Sometimes those famous pregnancy cravings can have you longing for all sorts of treats, but you need to keep an eye on your consumption of several things:
- Saturated fat – found in fatty meat, full fat milk, butter, lard and some oils. If you’re unsure, try the rule of thumb that if it’s solid at room temperature, it’s probably a saturated fat.
- Trans-fat – usually found in fried foods, some kinds of butter substitutes, and processed packaged foods. Check the nutritional information panels when grocery shopping. They must state how much trans-fat is in a product.
- Refined sugar – eating too much hinders your ability to absorb some of the vital vitamins and minerals that you need during pregnancy. It can also upset the balance of your intestinal bacteria, leading to stomach discomfort and upset.
- Salt – while about a teaspoon a day (2400mg) is necessary both before and during pregnancy, too much salt can cause water retention and swelling in your face, hands and feet. Because it’s found naturally in many foods, added salt lurking in pre-made groceries can easily put you over the daily limit. Check the nutritional information labels when you’re shopping.

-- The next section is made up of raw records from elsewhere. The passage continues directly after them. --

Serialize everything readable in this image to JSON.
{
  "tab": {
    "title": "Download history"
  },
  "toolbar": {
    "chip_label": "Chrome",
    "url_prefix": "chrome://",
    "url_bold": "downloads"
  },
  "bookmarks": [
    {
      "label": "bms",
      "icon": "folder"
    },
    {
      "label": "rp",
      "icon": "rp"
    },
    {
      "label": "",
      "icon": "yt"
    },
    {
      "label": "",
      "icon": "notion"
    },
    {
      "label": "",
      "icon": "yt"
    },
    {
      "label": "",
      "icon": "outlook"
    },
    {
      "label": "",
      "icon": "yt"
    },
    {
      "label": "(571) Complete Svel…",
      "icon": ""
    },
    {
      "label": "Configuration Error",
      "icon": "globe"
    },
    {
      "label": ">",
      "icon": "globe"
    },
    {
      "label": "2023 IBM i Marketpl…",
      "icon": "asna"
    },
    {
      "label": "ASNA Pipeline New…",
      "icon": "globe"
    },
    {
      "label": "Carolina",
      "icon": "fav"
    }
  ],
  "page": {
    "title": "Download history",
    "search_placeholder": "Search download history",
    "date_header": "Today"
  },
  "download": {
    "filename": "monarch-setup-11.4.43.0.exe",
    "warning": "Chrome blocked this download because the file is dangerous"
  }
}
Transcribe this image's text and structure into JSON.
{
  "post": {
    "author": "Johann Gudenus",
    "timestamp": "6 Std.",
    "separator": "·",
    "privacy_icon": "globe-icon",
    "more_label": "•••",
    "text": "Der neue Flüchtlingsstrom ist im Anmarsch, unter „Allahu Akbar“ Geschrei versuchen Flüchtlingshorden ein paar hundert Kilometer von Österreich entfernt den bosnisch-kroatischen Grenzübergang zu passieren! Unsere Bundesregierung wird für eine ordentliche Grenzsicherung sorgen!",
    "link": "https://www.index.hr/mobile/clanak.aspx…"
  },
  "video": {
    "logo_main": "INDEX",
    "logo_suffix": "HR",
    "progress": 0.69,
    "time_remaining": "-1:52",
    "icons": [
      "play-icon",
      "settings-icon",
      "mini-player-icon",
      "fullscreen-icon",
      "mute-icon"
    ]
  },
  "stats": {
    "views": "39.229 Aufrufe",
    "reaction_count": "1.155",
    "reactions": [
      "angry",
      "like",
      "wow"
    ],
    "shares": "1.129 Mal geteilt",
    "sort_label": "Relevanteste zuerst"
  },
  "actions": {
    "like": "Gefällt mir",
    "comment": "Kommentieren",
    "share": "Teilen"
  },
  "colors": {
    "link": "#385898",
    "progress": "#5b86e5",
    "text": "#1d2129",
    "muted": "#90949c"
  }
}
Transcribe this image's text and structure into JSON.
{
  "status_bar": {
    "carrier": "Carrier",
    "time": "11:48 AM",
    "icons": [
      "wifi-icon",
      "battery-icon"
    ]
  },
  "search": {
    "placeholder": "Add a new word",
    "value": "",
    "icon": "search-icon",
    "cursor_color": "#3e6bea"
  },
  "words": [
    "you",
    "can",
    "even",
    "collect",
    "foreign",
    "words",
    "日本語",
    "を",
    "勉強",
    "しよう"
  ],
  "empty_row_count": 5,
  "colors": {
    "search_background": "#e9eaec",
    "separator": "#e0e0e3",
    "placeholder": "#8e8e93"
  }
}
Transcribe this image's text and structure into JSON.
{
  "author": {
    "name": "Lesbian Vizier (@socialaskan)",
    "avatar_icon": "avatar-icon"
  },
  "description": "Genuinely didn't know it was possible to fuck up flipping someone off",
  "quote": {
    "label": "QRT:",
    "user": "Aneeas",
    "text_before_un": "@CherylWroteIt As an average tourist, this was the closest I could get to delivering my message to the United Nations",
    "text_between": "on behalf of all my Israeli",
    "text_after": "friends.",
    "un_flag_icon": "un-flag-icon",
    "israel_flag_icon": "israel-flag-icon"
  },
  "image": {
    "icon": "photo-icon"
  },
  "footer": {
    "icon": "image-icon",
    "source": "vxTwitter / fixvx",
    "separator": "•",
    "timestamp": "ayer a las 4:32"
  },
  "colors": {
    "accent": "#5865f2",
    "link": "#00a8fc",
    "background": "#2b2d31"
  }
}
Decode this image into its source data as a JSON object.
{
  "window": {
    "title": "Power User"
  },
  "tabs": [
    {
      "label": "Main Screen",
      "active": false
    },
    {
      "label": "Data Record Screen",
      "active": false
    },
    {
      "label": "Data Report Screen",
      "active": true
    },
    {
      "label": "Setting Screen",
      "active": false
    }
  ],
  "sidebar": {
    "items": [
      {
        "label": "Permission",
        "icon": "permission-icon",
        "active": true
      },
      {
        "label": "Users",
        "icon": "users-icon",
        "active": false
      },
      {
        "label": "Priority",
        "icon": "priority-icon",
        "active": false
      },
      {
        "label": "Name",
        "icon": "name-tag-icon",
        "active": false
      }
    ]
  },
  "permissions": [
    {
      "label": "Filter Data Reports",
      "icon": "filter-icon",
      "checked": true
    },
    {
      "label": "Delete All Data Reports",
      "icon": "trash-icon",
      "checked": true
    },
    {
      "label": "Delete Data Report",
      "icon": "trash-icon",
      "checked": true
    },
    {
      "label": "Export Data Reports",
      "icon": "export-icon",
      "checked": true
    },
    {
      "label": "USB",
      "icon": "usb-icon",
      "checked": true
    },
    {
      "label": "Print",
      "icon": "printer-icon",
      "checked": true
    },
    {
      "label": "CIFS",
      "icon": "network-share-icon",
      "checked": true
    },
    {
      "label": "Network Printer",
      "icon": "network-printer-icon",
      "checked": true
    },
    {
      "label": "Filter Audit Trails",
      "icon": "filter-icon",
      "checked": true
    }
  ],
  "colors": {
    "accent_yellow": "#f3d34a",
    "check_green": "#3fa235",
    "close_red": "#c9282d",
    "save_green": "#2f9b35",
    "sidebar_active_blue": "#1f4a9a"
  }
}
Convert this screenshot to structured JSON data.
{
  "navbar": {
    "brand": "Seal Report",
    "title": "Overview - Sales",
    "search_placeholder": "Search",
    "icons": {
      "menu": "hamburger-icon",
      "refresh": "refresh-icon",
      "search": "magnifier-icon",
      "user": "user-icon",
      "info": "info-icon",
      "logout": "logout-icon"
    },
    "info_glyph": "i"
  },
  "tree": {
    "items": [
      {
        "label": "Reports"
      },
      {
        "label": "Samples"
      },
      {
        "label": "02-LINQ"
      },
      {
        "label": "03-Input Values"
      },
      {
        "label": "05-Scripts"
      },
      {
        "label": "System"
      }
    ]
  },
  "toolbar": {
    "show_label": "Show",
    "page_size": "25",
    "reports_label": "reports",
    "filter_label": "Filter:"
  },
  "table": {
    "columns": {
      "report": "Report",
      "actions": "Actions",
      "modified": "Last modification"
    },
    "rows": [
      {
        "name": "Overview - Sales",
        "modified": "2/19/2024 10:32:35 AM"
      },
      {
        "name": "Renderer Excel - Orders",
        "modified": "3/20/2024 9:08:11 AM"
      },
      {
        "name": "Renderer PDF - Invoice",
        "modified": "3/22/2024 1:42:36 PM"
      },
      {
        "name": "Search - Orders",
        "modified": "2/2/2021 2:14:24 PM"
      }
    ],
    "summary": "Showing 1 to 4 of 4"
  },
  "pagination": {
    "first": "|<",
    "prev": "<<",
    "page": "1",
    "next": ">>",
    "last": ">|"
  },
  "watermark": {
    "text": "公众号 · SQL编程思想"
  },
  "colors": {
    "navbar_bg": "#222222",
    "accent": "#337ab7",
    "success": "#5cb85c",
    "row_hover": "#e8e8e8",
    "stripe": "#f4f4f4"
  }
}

What foods should I avoid?
When you’re pregnant, you need to be especially careful to avoid being infected with bacteria like Listeria and Salmonella, which can be present in some kinds of foods. Hormonal changes during pregnancy make you less able to fight these kinds of infections, and they can be fatal to an unborn baby. Commonly, doctors advise that you avoid soft cheeses, processed meats, cold cooked chicken, pre-prepared salads and fruits, pâté, soft-serve ice-cream and raw seafood. For a full list, visit The Department of Primary Industries website.
You should also avoid all alcohol during pregnancy. There is no known safe level of consumption. Drinking alcohol while pregnant places your baby at a higher risk of miscarriage, birth defects, low birth weight, and fetal alcohol syndrome.
By following these diet guidelines, you can be assured you’re making a positive contribution to a safe and happy pregnancy.